Kaitlyn’s Notebook: Moving on to Jupyter

I’ve been working with Bash the last couple of days. I’m running Bash on my Windows (which is capable of running a Linux based shell with the latest Windows update). There are definitely still some challenges. I found out you must change your home directory due to Windows file organization, but I am able to navigate my PC through Bash fairly effectively. I can now create directories and delete files, however I am still confused about utilizing pipes and filters in Bash so I’m still attempting to understand/work through this on Bash as well as opening files through the terminal. Most functions transfer over well from Linux to Windows except opening files. There is a patch from Windows as well as a few workarounds including running cbwin (another terminal) which runs through Bash. While it is a lot of work, running linux through Windows seems like the better option once I figure out these bugs because of the ability to use linux based commands which permits more actions.

While continuing to manage Bash, I’ve also downloaded Anaconda3 which includes Python 3.6 and Jupyter. I’m familiarizing myself with Jupyter (which I open through the GUI system until I figure out Bash). Once I am more comfortable with Jupyter, I will move onto running Blast so that I can run the oyster proteomics data through Blast and hopefully identify some proteins!

Kaitlyn’s Notebook: Oysters and Excel/Continuing Work

Using excel, I was asked to identify proteins that were consistently high or varied across samples in the Pacific oyster proteomic data.

First I had to figure out how to open up a .tsv file from Github which I had never done before. I saved the .tsv file by right clicking on the RAW link then I followed these instructions which were very straightforward.

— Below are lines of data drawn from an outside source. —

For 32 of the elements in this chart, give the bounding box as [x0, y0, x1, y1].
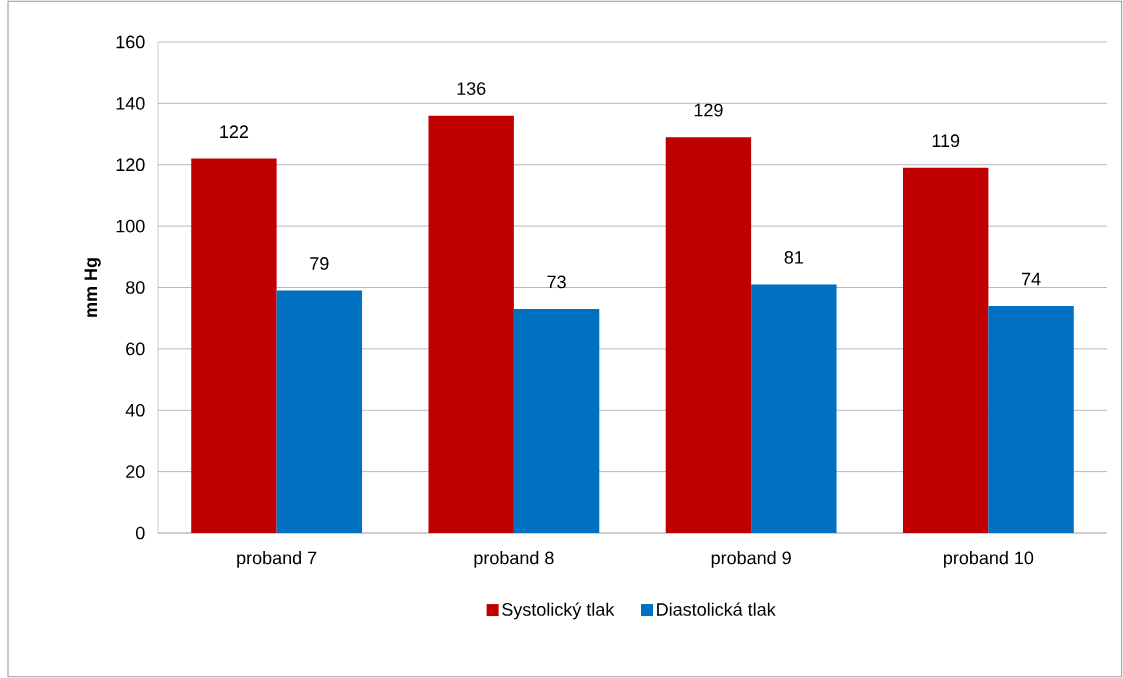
- y-tick-label: 80: [126, 281, 145, 294]
- x-tick-label: proband 7: [237, 551, 317, 568]
- bar: [276, 290, 363, 533]
- y-tick-label: 40: [125, 403, 145, 417]
- data-label: 136: [457, 82, 486, 95]
- bar: [513, 308, 600, 533]
- data-label: 74: [1022, 272, 1041, 286]
- legend-label: Systolický tlak: [502, 602, 615, 620]
- y-tick-label: 160: [116, 35, 145, 49]
- y-axis-title: mm Hg: [84, 258, 101, 317]
- bar: [751, 284, 837, 533]
- y-tick-label: 60: [126, 342, 145, 356]
- bar: [902, 167, 989, 533]
- data-label: 119: [932, 134, 960, 148]
- y-tick-label: 0: [135, 526, 145, 540]
- data-label: 122: [220, 125, 249, 138]
- x-tick-label: proband 10: [944, 551, 1034, 568]
- y-tick-label: 140: [116, 97, 145, 110]
- y-tick-label: 120: [116, 158, 145, 172]
- data-label: 129: [694, 103, 723, 117]
- data-label: 73: [547, 275, 566, 289]
- bar: [988, 305, 1074, 533]
- x-tick-label: proband 9: [711, 551, 791, 568]
- y-tick-label: 20: [126, 465, 145, 478]
- data-label: 79: [310, 257, 329, 270]
- data-label: 81: [784, 250, 803, 264]
- bar: [191, 158, 277, 533]
- y-tick-label: 100: [116, 219, 145, 233]
- bar: [428, 115, 514, 533]
- legend-label: Diastolická tlak: [657, 602, 776, 616]
- x-tick-label: proband 8: [474, 551, 554, 568]
- bar: [665, 137, 752, 533]
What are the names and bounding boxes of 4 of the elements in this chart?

Once I had the file open in excel, I decided used the average(n…) and median(n…) function on all rows.I then selected conditional formatting and choose a color gradient in order to better visualize protein values for each rows. The average would show those that had higher protein counts while the median could provide insight to potential outliers.

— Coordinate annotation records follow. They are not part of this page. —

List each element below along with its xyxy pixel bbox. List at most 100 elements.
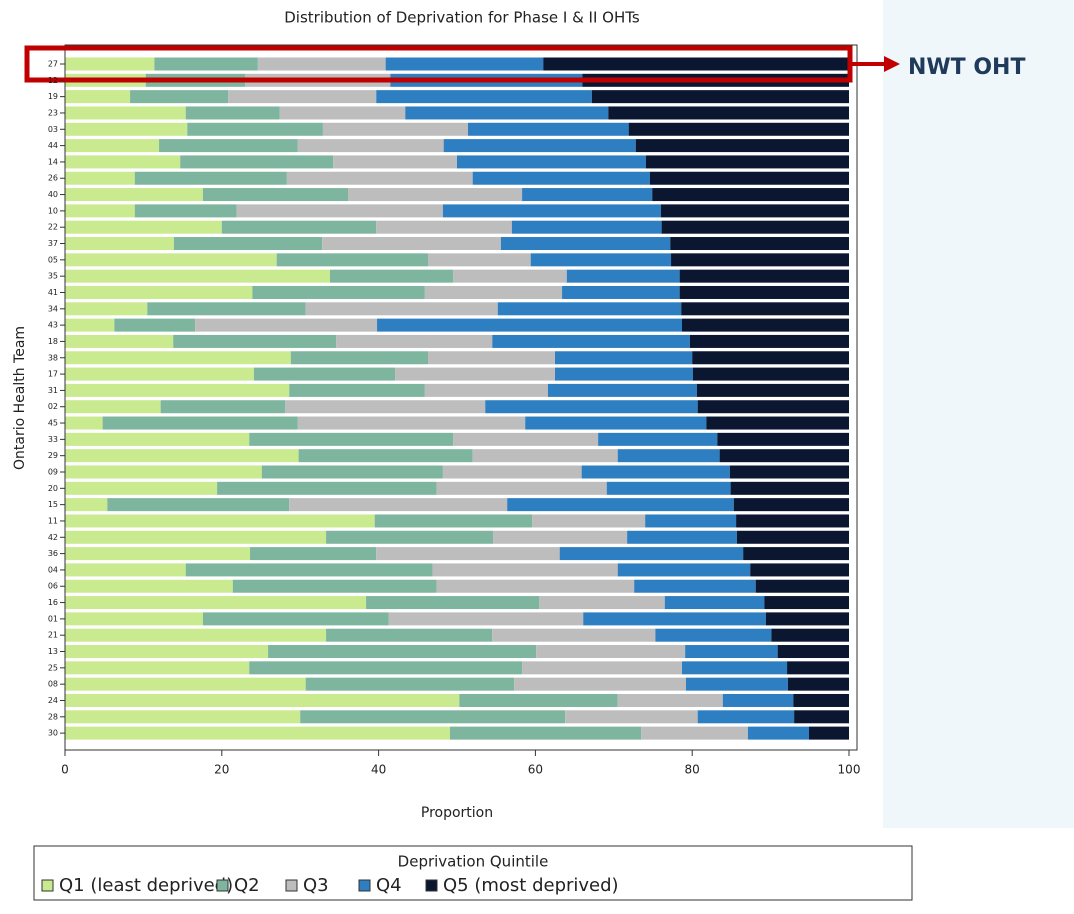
bar-segment: [617, 563, 751, 577]
y-tick-label: 42: [48, 533, 58, 542]
y-tick-label: 10: [48, 206, 58, 215]
bar-segment: [202, 612, 389, 626]
y-tick-label: 37: [48, 239, 58, 248]
bar-segment: [298, 449, 473, 463]
bar-segment: [522, 661, 683, 675]
bar-segment: [279, 106, 406, 120]
bar-segment: [65, 547, 251, 561]
bar-segment: [696, 383, 849, 397]
x-tick-label: 60: [528, 763, 543, 777]
bar-segment: [134, 171, 287, 185]
bar-segment: [547, 383, 697, 397]
bar-segment: [289, 383, 425, 397]
bar-segment: [689, 334, 849, 348]
bar-segment: [449, 726, 642, 740]
bar-segment: [634, 579, 756, 593]
legend-swatch: [41, 879, 54, 892]
bar-segment: [65, 661, 250, 675]
bar-segment: [730, 481, 849, 495]
bar-segment: [679, 285, 849, 299]
bar-segment: [65, 318, 115, 332]
bar-segment: [500, 237, 671, 251]
bar-segment: [187, 122, 323, 136]
bar-segment: [562, 285, 680, 299]
y-axis-label: Ontario Health Team: [12, 326, 28, 470]
bar-segment: [598, 432, 718, 446]
x-tick-label: 0: [61, 763, 69, 777]
bar-segment: [682, 661, 788, 675]
bar-segment: [253, 367, 396, 381]
bar-segment: [492, 334, 690, 348]
y-tick-label: 26: [48, 174, 58, 183]
y-tick-label: 01: [48, 614, 58, 623]
bar-segment: [493, 530, 628, 544]
y-tick-label: 15: [48, 500, 58, 509]
legend-label: Q2: [234, 875, 260, 896]
bar-segment: [717, 432, 849, 446]
bar-segment: [130, 90, 229, 104]
y-tick-label: 40: [48, 190, 58, 199]
y-tick-label: 23: [48, 108, 58, 117]
bar-segment: [65, 90, 131, 104]
y-tick-label: 34: [48, 304, 58, 313]
bar-segment: [114, 318, 196, 332]
bar-segment: [286, 171, 473, 185]
bar-segment: [497, 302, 682, 316]
bar-segment: [661, 220, 849, 234]
y-tick-label: 05: [48, 255, 58, 264]
bar-segment: [395, 367, 555, 381]
y-tick-label: 28: [48, 712, 58, 721]
bar-segment: [736, 514, 849, 528]
y-tick-label: 11: [48, 516, 58, 525]
bar-segment: [195, 318, 378, 332]
bar-segment: [453, 269, 567, 283]
y-tick-label: 30: [48, 729, 58, 738]
y-tick-label: 24: [48, 696, 58, 705]
bar-segment: [65, 367, 254, 381]
bar-segment: [322, 237, 501, 251]
bar-segment: [764, 596, 849, 610]
bar-segment: [472, 449, 618, 463]
bar-segment: [655, 628, 772, 642]
bar-segment: [377, 318, 683, 332]
bar-segment: [300, 710, 566, 724]
bar-segment: [252, 285, 425, 299]
y-tick-label: 29: [48, 451, 58, 460]
bar-segment: [555, 367, 693, 381]
bar-segment: [65, 726, 450, 740]
bar-segment: [722, 693, 794, 707]
legend-label: Q4: [376, 875, 402, 896]
bar-segment: [809, 726, 849, 740]
bar-segment: [442, 204, 661, 218]
bar-segment: [424, 285, 563, 299]
bar-segment: [733, 498, 849, 512]
bar-segment: [566, 269, 680, 283]
bar-segment: [457, 155, 646, 169]
legend-box: [33, 845, 913, 901]
bar-segment: [793, 693, 849, 707]
legend-label: Q3: [303, 875, 329, 896]
bar-segment: [692, 351, 849, 365]
bar-segment: [794, 710, 849, 724]
bar-segment: [472, 171, 650, 185]
bar-segment: [221, 220, 377, 234]
bar-segment: [777, 645, 849, 659]
bar-segment: [747, 726, 810, 740]
y-tick-label: 36: [48, 549, 58, 558]
annotation: NWT OHT: [908, 55, 1025, 80]
bar-segment: [329, 269, 454, 283]
bar-segment: [348, 188, 523, 202]
bar-segment: [65, 351, 291, 365]
bar-segment: [679, 269, 849, 283]
bar-segment: [719, 449, 849, 463]
y-tick-label: 16: [48, 598, 58, 607]
bar-segment: [645, 155, 849, 169]
bar-segment: [685, 645, 778, 659]
bar-segment: [606, 481, 731, 495]
bar-segment: [635, 139, 849, 153]
bar-segment: [736, 530, 849, 544]
legend-label: Q1 (least deprived): [59, 875, 233, 896]
bar-segment: [405, 106, 609, 120]
bar-segment: [536, 645, 686, 659]
bar-segment: [627, 530, 737, 544]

I also wanted to provide a range for each row, however I could not find a command for this action. Instead I used the min(n…) and max(n…) functions in separate columns. I created a subsequent column subtracting the minimum value from the maximum value in each row to provide one value representing a range. This time I chose data bars for conditional formatting, mostly to mix it up from the previous selection.

After posting my progress on the file, there was discussion of possible error in technical replicates. In an attempt to show where differences in the sample and technical replicates(denoted by …#A) may be substantial, I calculated averages and medians for the samples and technical replicates. Next, I subtracted the replicate protein values from the original sample values. Then I assigned new rule under conditional formatting to mark values with a difference greater than 10- which I arbitrarily choose but can easily be changed.

Rules in conditional formatting

It seems there are continued problems identifying why replicates had significantly different values, but I will work on using blast to identify these proteins next.

I have also been trying to familiarize myself with bash. Fortunately I am running a 64 bit version of windows which enables me to use bash rather than Git. I enabled developer mode which allowed me to run Linux based programs including bash. I am going to start working through the bash tutorial for FISH546. I will also start looking into running blast with large files (to identify the Pacific Oyster proteins) in addition to familiarizing myself with Jupyter.

This is all pretty new to me (Github and WordPress included) but I’m really enjoying learning more about bioinformatics and working with something new!